Padre Roger frisou que a solidariedade é um elemento fundamental na cultura do cuidado. “Ser solidário significa entender que o outro é importante. Arranca de nós aquilo que o pecado dilacera que é o egoísmo, a soberba, a vaidade. Ser solidário quer dizer:  eu cuido do outro, me importo com ele”.

Pessoas não são descartáveis

O conceito de pessoa é fundamental para despertar o olhar solidário da humanidade, de acordo com padre Roger. O sacerdote defendeu que é preciso olhar as pessoas não por atacado – uma tendência da cultura do descarte – mas sim por sua individualidade e singularidade.  “O conceito de pessoa nos leva a ver em cada criatura humana a imagem e semelhança de Deus, merecendo respeito e cuidado”.

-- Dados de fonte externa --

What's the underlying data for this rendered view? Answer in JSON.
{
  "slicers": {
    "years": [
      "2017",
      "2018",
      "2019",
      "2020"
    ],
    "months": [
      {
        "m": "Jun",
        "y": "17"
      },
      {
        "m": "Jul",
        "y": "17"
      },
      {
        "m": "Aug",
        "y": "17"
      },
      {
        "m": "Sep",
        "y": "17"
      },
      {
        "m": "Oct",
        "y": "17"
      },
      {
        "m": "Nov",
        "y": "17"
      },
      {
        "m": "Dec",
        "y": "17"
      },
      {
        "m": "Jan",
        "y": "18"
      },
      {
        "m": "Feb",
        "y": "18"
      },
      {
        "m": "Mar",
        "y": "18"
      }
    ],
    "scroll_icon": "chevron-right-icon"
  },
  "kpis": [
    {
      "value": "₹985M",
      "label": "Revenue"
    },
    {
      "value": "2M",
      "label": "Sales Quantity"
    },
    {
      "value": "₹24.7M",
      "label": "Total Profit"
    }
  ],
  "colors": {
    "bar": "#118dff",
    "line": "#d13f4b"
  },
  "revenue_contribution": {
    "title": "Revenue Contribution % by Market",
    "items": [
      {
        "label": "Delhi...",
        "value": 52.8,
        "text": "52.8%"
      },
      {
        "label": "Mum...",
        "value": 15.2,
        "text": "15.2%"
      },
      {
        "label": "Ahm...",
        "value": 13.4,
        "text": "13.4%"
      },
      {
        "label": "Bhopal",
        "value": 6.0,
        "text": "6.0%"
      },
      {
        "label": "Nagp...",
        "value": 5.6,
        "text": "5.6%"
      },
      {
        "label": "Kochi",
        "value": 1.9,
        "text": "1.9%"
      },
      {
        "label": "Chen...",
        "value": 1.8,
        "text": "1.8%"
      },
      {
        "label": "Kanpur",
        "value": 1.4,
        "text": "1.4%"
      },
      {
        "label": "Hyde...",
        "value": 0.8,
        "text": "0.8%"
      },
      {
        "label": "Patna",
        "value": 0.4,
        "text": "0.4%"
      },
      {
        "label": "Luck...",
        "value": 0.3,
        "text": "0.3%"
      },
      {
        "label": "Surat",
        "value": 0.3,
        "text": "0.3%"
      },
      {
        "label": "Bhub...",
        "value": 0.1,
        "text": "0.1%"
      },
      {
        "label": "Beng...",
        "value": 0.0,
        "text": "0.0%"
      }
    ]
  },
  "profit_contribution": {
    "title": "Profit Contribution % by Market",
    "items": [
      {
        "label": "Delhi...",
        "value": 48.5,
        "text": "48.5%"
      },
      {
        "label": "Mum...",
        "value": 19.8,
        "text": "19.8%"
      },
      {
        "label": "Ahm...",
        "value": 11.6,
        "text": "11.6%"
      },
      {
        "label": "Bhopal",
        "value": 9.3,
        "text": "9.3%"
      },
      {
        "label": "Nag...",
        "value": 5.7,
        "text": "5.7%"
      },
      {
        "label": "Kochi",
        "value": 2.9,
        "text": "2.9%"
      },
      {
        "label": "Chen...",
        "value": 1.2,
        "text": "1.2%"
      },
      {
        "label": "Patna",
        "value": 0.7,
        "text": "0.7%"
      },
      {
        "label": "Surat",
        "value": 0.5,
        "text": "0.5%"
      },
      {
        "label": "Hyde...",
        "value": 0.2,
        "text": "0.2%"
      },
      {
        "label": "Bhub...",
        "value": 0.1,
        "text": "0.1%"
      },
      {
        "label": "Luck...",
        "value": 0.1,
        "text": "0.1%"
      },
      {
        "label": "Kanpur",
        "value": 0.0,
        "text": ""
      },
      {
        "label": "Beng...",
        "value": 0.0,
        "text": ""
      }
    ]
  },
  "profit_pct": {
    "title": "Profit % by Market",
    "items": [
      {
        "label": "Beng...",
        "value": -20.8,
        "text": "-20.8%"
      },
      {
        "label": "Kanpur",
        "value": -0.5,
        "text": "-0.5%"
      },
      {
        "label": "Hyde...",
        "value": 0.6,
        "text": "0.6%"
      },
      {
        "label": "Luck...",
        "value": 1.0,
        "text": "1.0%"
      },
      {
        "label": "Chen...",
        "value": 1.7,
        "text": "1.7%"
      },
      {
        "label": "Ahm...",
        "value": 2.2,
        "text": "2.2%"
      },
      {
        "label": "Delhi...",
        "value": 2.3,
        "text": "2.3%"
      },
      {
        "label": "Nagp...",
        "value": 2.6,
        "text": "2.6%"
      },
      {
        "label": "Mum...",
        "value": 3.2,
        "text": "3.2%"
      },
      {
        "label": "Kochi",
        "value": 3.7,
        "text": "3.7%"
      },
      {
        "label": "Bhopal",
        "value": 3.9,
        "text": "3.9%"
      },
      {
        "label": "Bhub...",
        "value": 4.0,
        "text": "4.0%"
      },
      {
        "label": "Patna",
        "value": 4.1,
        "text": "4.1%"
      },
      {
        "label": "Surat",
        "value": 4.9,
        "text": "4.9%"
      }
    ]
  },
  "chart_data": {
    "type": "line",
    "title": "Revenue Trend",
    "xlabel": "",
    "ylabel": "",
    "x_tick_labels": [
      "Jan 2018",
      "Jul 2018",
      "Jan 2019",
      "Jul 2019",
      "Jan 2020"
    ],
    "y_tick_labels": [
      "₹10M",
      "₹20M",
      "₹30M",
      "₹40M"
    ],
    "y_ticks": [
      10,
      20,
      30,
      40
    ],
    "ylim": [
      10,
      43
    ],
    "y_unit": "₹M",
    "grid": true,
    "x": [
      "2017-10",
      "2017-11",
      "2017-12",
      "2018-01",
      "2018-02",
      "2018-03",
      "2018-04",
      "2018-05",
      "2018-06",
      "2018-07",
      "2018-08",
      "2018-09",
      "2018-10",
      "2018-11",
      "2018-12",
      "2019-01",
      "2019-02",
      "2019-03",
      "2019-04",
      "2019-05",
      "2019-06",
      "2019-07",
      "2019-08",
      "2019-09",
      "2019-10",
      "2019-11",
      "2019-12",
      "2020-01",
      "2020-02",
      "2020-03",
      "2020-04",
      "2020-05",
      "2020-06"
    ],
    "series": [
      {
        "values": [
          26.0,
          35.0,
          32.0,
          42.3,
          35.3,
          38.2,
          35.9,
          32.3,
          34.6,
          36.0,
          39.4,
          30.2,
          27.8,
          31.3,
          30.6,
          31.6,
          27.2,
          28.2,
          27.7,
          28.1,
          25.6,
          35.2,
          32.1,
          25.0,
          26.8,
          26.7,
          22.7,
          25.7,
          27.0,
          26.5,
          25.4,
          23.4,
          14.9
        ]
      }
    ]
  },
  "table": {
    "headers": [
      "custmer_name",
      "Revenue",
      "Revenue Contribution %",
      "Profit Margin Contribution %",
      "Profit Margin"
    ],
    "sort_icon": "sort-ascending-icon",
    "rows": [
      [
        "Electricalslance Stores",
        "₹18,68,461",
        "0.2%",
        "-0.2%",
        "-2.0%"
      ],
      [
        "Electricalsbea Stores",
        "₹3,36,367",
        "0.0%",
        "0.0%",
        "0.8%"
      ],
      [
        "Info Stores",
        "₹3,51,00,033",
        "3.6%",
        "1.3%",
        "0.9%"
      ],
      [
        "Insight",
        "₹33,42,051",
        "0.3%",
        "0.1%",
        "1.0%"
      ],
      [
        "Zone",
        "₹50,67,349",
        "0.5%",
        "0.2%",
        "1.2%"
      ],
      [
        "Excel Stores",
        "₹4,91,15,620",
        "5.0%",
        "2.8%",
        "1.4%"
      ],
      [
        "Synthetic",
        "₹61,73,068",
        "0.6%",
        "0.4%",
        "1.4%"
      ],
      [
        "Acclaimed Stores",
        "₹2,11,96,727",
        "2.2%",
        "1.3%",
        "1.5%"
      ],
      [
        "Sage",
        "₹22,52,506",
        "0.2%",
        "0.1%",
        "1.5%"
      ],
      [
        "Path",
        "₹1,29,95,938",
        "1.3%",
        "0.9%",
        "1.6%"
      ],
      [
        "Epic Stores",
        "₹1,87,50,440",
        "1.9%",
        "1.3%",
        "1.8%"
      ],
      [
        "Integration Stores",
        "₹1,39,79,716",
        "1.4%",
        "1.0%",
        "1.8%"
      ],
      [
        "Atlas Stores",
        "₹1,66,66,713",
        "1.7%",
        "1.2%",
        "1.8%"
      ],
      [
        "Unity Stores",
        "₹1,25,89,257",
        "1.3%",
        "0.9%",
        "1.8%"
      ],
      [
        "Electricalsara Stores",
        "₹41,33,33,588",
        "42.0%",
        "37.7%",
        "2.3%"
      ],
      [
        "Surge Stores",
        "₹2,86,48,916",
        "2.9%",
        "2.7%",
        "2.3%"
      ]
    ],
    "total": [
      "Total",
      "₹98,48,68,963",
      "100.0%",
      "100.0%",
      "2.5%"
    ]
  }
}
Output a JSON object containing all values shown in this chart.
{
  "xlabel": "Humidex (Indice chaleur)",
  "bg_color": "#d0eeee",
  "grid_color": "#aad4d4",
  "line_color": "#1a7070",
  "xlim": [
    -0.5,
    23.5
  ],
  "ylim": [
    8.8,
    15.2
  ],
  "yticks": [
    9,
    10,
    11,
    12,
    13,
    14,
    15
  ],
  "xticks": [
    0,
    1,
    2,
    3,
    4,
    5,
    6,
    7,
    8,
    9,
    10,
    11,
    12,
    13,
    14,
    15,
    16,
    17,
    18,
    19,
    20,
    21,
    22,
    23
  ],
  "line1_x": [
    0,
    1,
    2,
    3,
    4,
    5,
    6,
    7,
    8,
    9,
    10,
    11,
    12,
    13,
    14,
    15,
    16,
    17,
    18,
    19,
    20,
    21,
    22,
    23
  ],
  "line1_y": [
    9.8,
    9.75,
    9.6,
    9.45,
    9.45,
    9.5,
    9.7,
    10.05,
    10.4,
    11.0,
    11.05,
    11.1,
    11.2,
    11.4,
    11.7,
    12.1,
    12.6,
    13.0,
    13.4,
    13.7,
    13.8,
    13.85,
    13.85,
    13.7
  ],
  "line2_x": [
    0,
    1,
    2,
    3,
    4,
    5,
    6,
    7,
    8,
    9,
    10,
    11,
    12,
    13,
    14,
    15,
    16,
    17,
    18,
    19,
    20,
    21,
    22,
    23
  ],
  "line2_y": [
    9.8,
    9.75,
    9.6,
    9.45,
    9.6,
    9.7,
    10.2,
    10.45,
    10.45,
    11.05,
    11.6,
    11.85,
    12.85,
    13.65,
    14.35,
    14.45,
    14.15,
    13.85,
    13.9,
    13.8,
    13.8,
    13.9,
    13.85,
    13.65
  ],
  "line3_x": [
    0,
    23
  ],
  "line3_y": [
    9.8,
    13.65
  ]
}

A pessoa, segundo Dom Roque, tem valor absoluto e não pode ser instrumentalizada em função do estado, do mercado, da religião ou de qualquer outro interesse. “Tomar consciência de nossa condição de pessoa é fundamental para aprendermos a viver, conviver e cuidar da vida como valor absoluto e inegociável”.

Compreender as muitas crises vividas, entender o valor da pessoa humana e viver a solidariedade é também seguir pela bússola indicada pelo Papa em sua mensagem.  “A bússola, a qual o Papa se refere, dá direção de onde devemos ir e caminhar: a cultura do cuidado. Cuidado para não nos descuidarmos do outro, para não descartarmos o outro, cuidado para promovermos algo sem pensar no cuidado do outro”, finaliza padre Roger.